OPINION

KAREN MARTIN: Rehabilitate a relationship

Want to test the durability of a marriage or relationship? Buy a house. Build a house. De-clutter a house. Move.

Luckily, the standoffs and squabbles between my husband and me while we take on all of the above appear to be temporary. Causes are related to logistical disruptions (Where did you put the spackle? Didn't you say you would dispose of the old paint cans that are under the house? Do we really need to hang onto 15 martini glasses and 22 books about Bob Dylan? Why is this bathroom such a mess right before a real-estate open house? Why can't you be the one to let the home inspector in this afternoon?) rather than deep-seated differences.

These petty disputes will be replaced with spirited (if stupid) debates over who is at fault when our poorly packed kitchen gear shatters on the way to the new house and getting snippy about where Audi's therapy-dog collar has ended up. Such debates are annoying, but with a willingness to let the small stuff go and remembering to embrace appreciation and thankfulness for kindnesses, we can stay strong together. We are fortunate that we aren't fighting about big-picture problems that can shatter a relationship.

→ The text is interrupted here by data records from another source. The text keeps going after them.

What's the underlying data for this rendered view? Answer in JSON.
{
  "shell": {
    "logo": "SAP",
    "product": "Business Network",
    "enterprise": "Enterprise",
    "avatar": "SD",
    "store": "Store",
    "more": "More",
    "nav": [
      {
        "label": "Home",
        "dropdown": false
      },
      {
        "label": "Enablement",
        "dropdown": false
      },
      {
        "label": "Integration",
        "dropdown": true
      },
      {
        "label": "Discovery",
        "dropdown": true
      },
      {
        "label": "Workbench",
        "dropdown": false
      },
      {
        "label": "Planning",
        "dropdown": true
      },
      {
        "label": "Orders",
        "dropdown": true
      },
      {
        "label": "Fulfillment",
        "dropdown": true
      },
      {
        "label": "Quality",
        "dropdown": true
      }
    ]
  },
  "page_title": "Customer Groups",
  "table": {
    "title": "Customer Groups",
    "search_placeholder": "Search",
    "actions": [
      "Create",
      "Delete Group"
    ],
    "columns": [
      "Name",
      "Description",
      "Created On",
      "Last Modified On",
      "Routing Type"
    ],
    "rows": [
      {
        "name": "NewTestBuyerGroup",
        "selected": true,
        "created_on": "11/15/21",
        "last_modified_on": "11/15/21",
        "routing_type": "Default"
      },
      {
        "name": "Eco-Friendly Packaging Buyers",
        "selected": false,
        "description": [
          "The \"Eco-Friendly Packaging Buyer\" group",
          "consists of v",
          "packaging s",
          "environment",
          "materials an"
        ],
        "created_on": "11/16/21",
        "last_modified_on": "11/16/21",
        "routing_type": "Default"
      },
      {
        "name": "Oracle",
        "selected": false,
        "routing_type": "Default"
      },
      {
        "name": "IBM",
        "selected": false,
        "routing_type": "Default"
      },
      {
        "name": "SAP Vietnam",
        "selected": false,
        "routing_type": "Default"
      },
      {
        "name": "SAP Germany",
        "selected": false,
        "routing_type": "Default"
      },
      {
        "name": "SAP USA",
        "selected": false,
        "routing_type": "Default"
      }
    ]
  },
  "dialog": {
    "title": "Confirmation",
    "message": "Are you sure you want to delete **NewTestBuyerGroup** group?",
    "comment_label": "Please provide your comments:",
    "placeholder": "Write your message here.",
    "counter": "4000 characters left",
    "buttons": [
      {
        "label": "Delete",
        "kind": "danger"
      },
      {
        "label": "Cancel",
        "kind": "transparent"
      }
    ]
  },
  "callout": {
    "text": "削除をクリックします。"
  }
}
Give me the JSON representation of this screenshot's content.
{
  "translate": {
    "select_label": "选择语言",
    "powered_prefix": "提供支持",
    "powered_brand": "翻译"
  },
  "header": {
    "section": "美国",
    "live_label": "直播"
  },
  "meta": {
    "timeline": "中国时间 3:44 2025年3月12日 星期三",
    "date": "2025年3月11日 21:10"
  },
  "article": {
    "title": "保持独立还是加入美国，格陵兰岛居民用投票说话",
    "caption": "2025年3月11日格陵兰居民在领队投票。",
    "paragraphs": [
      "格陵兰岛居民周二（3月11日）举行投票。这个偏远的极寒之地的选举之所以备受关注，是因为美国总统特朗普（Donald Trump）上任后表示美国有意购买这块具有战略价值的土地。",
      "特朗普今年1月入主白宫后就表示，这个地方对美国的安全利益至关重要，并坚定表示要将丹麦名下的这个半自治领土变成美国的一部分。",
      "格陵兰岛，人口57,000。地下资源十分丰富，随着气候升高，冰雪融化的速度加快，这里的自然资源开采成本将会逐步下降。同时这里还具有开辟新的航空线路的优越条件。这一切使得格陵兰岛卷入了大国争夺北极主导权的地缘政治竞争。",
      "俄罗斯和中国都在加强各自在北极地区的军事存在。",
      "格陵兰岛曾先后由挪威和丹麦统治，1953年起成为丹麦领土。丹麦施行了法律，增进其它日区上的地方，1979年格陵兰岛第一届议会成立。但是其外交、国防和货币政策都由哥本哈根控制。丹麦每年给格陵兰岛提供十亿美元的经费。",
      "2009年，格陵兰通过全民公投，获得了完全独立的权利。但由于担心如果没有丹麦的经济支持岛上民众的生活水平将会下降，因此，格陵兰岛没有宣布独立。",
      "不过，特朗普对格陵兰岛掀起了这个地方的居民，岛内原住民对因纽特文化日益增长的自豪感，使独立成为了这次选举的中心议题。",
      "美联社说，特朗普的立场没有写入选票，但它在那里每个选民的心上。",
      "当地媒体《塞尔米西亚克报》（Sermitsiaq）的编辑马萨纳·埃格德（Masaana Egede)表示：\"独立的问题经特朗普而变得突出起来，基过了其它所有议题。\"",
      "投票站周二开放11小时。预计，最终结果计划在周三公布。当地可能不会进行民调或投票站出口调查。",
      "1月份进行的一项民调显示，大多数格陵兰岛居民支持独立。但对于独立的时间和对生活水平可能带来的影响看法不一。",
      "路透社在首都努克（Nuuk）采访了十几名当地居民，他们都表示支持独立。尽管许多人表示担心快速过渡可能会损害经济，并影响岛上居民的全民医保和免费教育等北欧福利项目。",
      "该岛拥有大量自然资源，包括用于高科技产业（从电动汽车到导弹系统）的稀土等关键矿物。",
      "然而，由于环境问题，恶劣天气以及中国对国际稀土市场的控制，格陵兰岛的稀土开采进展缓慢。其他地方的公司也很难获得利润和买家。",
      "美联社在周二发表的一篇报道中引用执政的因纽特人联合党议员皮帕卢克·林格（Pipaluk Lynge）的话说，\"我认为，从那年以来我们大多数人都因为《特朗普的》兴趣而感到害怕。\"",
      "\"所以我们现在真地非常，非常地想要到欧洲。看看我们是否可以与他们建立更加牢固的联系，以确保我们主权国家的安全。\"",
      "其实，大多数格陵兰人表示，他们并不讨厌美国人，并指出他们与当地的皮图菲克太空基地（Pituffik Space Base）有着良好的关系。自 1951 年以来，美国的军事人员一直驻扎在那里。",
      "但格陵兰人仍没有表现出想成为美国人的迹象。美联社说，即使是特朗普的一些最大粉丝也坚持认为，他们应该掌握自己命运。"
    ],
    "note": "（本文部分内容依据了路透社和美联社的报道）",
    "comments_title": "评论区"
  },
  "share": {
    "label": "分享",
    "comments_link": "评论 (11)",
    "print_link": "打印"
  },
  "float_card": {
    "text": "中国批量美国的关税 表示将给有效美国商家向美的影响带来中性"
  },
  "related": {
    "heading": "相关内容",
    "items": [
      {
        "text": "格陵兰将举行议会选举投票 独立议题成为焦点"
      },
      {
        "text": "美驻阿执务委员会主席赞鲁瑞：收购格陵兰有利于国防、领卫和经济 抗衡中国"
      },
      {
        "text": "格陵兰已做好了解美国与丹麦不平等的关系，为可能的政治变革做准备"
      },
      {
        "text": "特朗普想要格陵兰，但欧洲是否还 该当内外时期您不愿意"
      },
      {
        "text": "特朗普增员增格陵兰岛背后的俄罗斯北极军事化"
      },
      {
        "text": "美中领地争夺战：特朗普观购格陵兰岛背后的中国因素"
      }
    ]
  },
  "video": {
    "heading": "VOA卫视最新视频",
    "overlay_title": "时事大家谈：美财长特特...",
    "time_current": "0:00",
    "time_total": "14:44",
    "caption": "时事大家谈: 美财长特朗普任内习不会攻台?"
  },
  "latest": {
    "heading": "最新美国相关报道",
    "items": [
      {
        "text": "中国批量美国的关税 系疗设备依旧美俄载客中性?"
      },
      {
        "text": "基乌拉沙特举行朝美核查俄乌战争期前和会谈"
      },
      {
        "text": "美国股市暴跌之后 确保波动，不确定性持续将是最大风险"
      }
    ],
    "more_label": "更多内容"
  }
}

Among those divisive problems, according to Internet sources, are broken trust (infidelity, lies, money woes), a death in the family, battling substance abuse, coping with injury or illness, job loss, anger issues, and compulsive behaviors, to name a few.

If there's no willingness to communicate and troubles fester without being resolved, maybe couples therapy is in order.

According to Psychology Today, couples counseling starts with the admittedly difficult step of allowing that things are not perfect. Next: Both sides must have the goal of saving the relationship. A concrete approach is to commit to a six-month period of working together to solve problems, during which neither party loses focus and threatens divorce or breakup or, in a moment of feeling defeated, secretly plans an exit strategy. And, probably most important, be respectful and treat each other with dignity.

Such therapy, most often available via a licensed clinical social worker, a family therapist, or a mental health professional, usually isn't cheap, and it's not covered by health insurance. But balance the cost with the benefit of getting help in the following situations:

• When trust has been broken (infidelity, lies, deception about money).

• There is an increasing frequency of arguments--over nothing and over monumental challenges--with the relationship becoming more conflict-oriented.

• One or both parties feel misunderstood, overlooked, or ignored.

• Something just feels wrong.

• There's a difficult or delicate subject that needs to be discussed (substance abuse, parenting styles, eating disorders, anger issues, compulsive behavior).

• Getting stuck in going-nowhere patterns such as division of household chores, constant complaining without listening to others, not getting along with other family members.

• Lack of emotional intimacy, or diminishing of physical intimacy.

If couples therapy is too pricey (or too embarrassing or too exhausting), start small. Workshops or group therapies are usually lower-cost and less anxiety-ridden options.

For example, there's a four-part Relationship Enrichment Series presented by Chelsea Wakefield, director of The Couples Center at UAMS' Psychiatric Research Institute, taking place from 6-8 p.m. Tuesdays (March 26, April 2, 9 and 16). Topics include exploring relationships in terms of personal growth, using communication to engage rather than alienate each other, working through sexual difficulties, and getting and staying connected.

Dr. Wakefield, a nationally recognized psychotherapist and author, provides individual psychotherapy, family and couples counseling through what the UAMS website describes as an entertaining teaching style that provides helpful information, tools, and transformative experiences that are the foundation for creating meaningful, enduring relationships. Her intensive methods have proven helpful to many couples attempting to resolve conflicts they thought irreparable.

Cost is $250 per couple (snacks, always an excellent icebreaker, are included). For more information, contact The Couples Center at [email protected].

The success ratio for couples therapy, according to Psychology Today, is around 50 percent. Those are pretty good odds if salvaging a lifetime of love is at stake. Or if you're determined to stay together while moving.

Karen Martin is senior editor of Perspective.